Monetary Cooperation in South and South East Asia
K.M. Matin
Abstract
The paper explores the feasibility and potential of monetary cooperation among developing countries of the region. Unlike many proposals for cooperation that are expected to be underwritten by OPEC-funds, this one seeks to alleviate the problems of financing imports by mechanisms independent of such funds. It recommends the formation of a regional ‘Payments Union’ that integrates a clearing mechanism with a credit arrangement, both having certain distinctive features. The clearing facility incorporates extended settlement periods, routing of capital transactions, a new unit of account whose value is protected from gradual erosion and an investment guarantee arrangement. The latter three aspects of the facility could increase regional investment and thus overcome the usual problem of inconvertible balances.

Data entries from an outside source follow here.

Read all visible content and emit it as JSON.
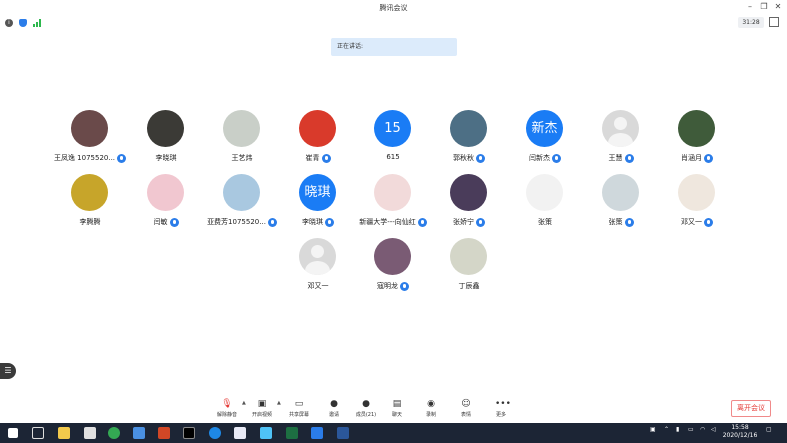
{
  "window": {
    "title": "腾讯会议",
    "timer": "31:28"
  },
  "status": {
    "speaking": "正在讲话:"
  },
  "participants": [
    {
      "name": "王凤逸 1075520...",
      "avatar": "photo",
      "color": "#6a4a4a",
      "mic": true
    },
    {
      "name": "李晓琪",
      "avatar": "photo",
      "color": "#3b3a36",
      "mic": false
    },
    {
      "name": "王艺炜",
      "avatar": "photo",
      "color": "#c9cfc8",
      "mic": false
    },
    {
      "name": "崔青",
      "avatar": "photo",
      "color": "#d93a2b",
      "mic": true
    },
    {
      "name": "615",
      "avatar": "text",
      "text": "15",
      "mic": false
    },
    {
      "name": "郭秋秋",
      "avatar": "photo",
      "color": "#4d6f85",
      "mic": true
    },
    {
      "name": "闫新杰",
      "avatar": "text",
      "text": "新杰",
      "mic": true
    },
    {
      "name": "王慧",
      "avatar": "grey",
      "mic": true
    },
    {
      "name": "肖涵月",
      "avatar": "photo",
      "color": "#3f5b3a",
      "mic": true
    },
    {
      "name": "李腾腾",
      "avatar": "photo",
      "color": "#c7a52a",
      "mic": false
    },
    {
      "name": "闫敏",
      "avatar": "photo",
      "color": "#f1c7d0",
      "mic": true
    },
    {
      "name": "亚费芳1075520...",
      "avatar": "photo",
      "color": "#a9c8e0",
      "mic": true
    },
    {
      "name": "李晓琪",
      "avatar": "text",
      "text": "晓琪",
      "mic": true
    },
    {
      "name": "新疆大学---向仙红",
      "avatar": "photo",
      "color": "#f2dada",
      "mic": true
    },
    {
      "name": "张娇宁",
      "avatar": "photo",
      "color": "#4a3c5a",
      "mic": true
    },
    {
      "name": "张策",
      "avatar": "photo",
      "color": "#f2f2f2",
      "mic": false
    },
    {
      "name": "张策",
      "avatar": "photo",
      "color": "#cfd8dc",
      "mic": true
    },
    {
      "name": "邓又一",
      "avatar": "photo",
      "color": "#efe7de",
      "mic": true
    },
    {
      "name": "邓又一",
      "avatar": "grey",
      "mic": false
    },
    {
      "name": "寇明龙",
      "avatar": "photo",
      "color": "#7a5b74",
      "mic": true
    },
    {
      "name": "丁辰鑫",
      "avatar": "photo",
      "color": "#d4d6c8",
      "mic": false
    }
  ],
  "toolbar": {
    "unmute": "解除静音",
    "video": "开启视频",
    "share": "共享屏幕",
    "invite": "邀请",
    "members": "成员(21)",
    "chat": "聊天",
    "record": "录制",
    "reactions": "表情",
    "more": "更多",
    "leave": "离开会议"
  },
  "taskbar": {
    "time": "15:58",
    "date": "2020/12/16"
  },
  "colors": {
    "accent": "#1a7cf5",
    "leave": "#e53935",
    "taskbar": "#1c2535"
  }
}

The credit mechanism derives its funds from a partial pooling of the countries’ foreign exchange reserves. The potential of the first is demonstrated in terms of its capacity to encourage regional trade and investment and thereby to finance increased imports while that of the second is shown by the generation of a eight-billion-dollar-fund capable of providing credits upto 30% of a country’s gross reserves or more. Optimism about the establishment of such an arrangement in the 1980s is predicated on three grounds. First, there will be greater incentives for even middle-income countries of the region, to seek alternative sources of financing. Second, developing countries have gained considerable experience of cooperation over the last decade. Third, this proposal seeks to extend and modify an existing facility as means of implementing this.